Complete example using Snakemake
The following was tested on a clean version of Ubuntu 16.04.1 LTS some changes may need to be made on other systems.
DESMAN requires some parts of it to be run with python 3 and some with python 2.7, therefore we strongly recommend the use of Conda. Conda is a tool to isolate your python installation, which allows you to have multiple parallel installations using different versions for different packages, and gives you a very convenient and fast way to install the most common scientific python packages. Additionaly you can use Conda to install all kinds of software into an somewhat isolated environment.
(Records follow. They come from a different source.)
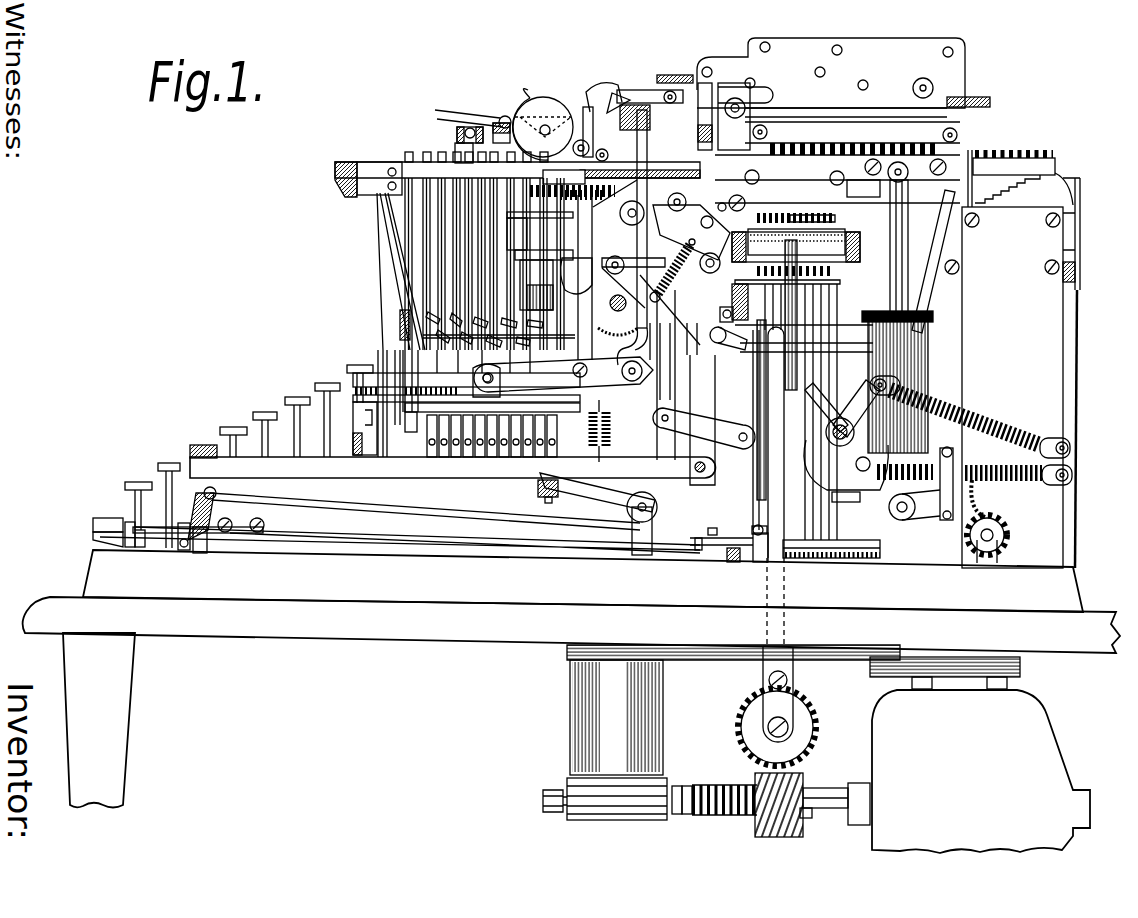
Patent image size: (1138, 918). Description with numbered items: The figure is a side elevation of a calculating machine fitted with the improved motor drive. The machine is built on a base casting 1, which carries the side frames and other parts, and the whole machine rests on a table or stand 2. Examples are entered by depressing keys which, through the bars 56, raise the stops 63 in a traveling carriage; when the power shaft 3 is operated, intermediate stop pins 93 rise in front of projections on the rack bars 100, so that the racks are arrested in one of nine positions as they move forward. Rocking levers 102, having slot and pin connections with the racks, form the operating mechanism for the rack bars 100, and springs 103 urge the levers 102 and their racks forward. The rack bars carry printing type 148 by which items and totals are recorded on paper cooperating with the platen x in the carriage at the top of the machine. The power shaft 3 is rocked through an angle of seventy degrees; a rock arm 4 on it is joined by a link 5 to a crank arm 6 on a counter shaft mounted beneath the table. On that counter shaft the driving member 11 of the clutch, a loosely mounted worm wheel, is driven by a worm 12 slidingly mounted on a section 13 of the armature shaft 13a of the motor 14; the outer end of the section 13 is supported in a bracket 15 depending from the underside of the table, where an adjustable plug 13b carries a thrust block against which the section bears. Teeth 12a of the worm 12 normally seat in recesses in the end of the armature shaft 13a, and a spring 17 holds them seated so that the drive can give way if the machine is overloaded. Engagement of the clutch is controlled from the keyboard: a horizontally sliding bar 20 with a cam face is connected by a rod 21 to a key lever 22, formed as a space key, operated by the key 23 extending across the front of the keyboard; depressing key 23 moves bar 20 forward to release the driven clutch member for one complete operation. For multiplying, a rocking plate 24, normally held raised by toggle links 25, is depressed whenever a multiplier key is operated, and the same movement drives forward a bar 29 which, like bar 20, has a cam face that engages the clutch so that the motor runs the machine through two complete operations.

The base casting 1 is at (583, 581).
The table or stand 2 is at (571, 702).
The power shaft 3 is at (846, 435).
The rock arm 4 is at (833, 402).
The link 5 is at (768, 410).
The crank arm 6 is at (790, 715).
The driving member of the clutch 11 is at (740, 725).
The worm 12 is at (812, 790).
The teeth of the worm 12a is at (828, 820).
The section of armature shaft 13 is at (735, 810).
The armature shaft 13a is at (828, 790).
The adjustable plug 13b is at (560, 812).
The motor 14 is at (980, 755).
The bracket 15 is at (733, 732).
The spring 17 is at (718, 784).
The horizontally sliding bar 20 is at (730, 560).
The rod 21 is at (470, 517).
The key lever 22 is at (205, 516).
The key 23 is at (103, 517).
The rocking plate 24 is at (850, 502).
The toggle links 25 is at (948, 505).
The bar 29 is at (835, 560).
The bars 56 is at (732, 292).
The stops 63 is at (838, 268).
The intermediate stop pins 93 is at (781, 215).
The rack bars 100 is at (1020, 178).
The rocking levers 102 is at (928, 287).
The springs 103 is at (845, 360).
The printing type 148 is at (517, 174).
The platen x is at (545, 103).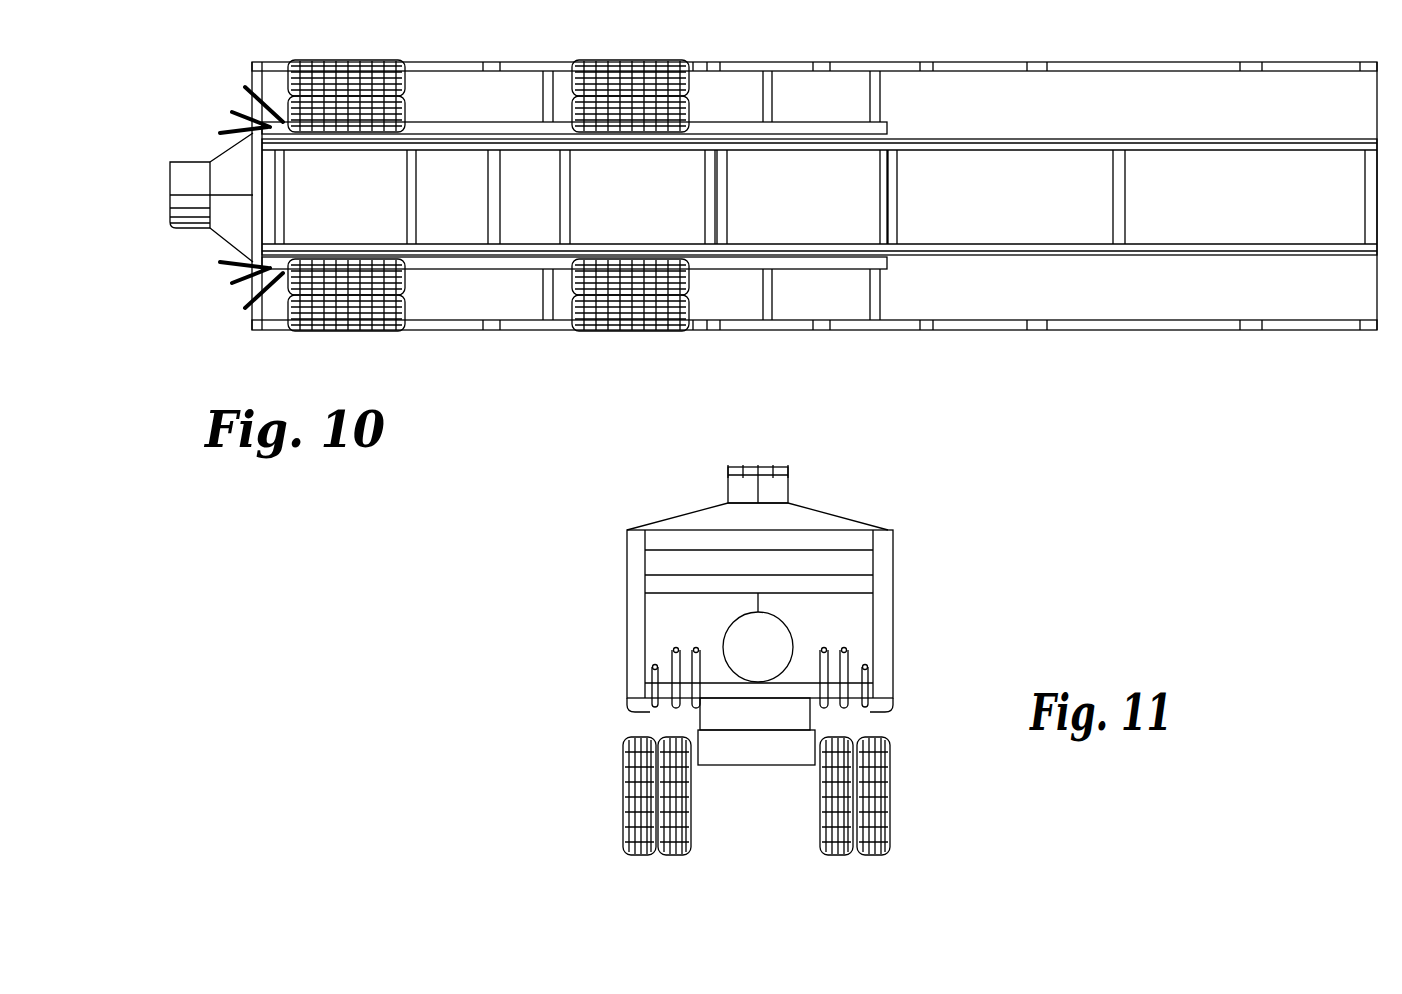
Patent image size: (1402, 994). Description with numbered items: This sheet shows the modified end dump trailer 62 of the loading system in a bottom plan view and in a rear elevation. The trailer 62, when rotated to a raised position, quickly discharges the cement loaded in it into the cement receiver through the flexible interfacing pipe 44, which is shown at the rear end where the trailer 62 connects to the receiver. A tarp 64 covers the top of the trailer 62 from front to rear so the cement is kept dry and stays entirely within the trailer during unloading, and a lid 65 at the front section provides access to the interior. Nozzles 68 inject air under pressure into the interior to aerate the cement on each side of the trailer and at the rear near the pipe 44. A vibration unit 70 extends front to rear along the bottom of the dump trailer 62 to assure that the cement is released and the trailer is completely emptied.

In FIG. 10, the flexible interfacing pipe 44 is at (181, 162).
In FIG. 11, the flexible interfacing pipe 44 is at (730, 630).
In FIG. 10, the dump trailer 62 is at (905, 47).
In FIG. 11, the dump trailer 62 is at (912, 606).
In FIG. 11, the tarp 64 is at (676, 517).
In FIG. 11, the lid 65 is at (788, 493).
In FIG. 10, the nozzles 68 is at (245, 112).
In FIG. 11, the nozzles 68 is at (667, 713).
In FIG. 10, the vibration unit 70 is at (1046, 211).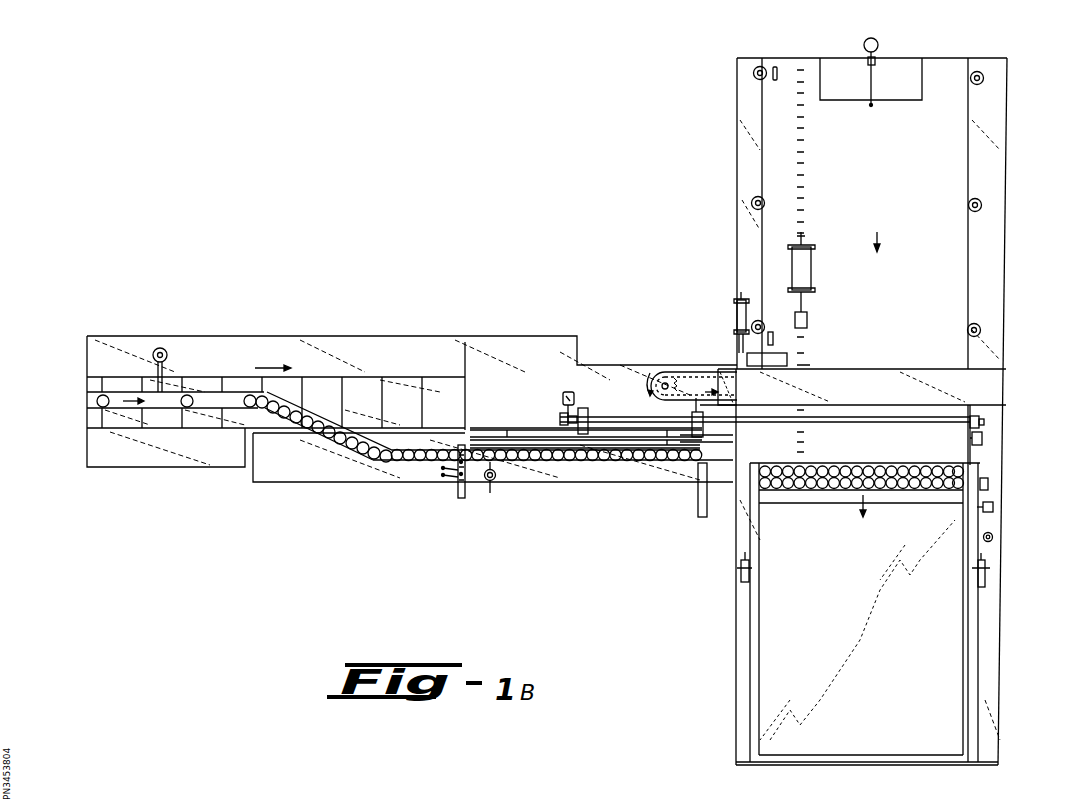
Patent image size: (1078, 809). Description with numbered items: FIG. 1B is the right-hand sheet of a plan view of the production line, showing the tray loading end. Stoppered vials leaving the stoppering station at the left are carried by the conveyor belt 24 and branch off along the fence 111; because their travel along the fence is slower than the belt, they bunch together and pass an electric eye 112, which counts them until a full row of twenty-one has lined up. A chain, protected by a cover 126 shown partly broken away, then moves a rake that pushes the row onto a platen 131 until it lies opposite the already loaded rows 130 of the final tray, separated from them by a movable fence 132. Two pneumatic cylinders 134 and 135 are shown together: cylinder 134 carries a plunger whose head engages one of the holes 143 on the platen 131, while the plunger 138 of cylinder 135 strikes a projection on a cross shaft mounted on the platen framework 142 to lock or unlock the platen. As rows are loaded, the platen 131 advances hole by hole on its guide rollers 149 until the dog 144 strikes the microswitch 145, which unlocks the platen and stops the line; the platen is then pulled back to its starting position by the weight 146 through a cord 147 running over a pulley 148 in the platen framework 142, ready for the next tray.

Conda is free of charge and you can read more about it here.
To install the recommended minimal version of conda, miniconda:
wget http://repo.continuum.io/miniconda/Miniconda-latest-Linux-x86_64.sh
chmod +x Miniconda-latest-Linux-x86_64.sh
./Miniconda-latest-Linux-x86_64.sh
export PATH=~/miniconda2/bin:$PATH
Select default answers to all questions and yes at each step note that the miniconda2 bin will then be permanently added to the .bashrc so the export will not be needed on future sessions.
After installing Conda, create an new environment that will contain the python 2.7 installation called 'desman_python2_env':
conda create -n desman_python2_env python=2.7
and one environment that will contain the python 3 installation called 'desman_python3_env':
conda create -n desman_python3_env python=3
In the desman_python2_env environment we'll install the CONCOCT and DESMAN dependencies:
source activate desman_python2_env
conda install cython numpy scipy biopython pandas pip scikit-learn pysam
pip install bcbio-gff
These items are prerequisities for the installation of DESMAN:
- *gcc
- *gsl
The installation procedure varies on different systems, and described in this README is only how to proceed with a linux (ubuntu) distribution.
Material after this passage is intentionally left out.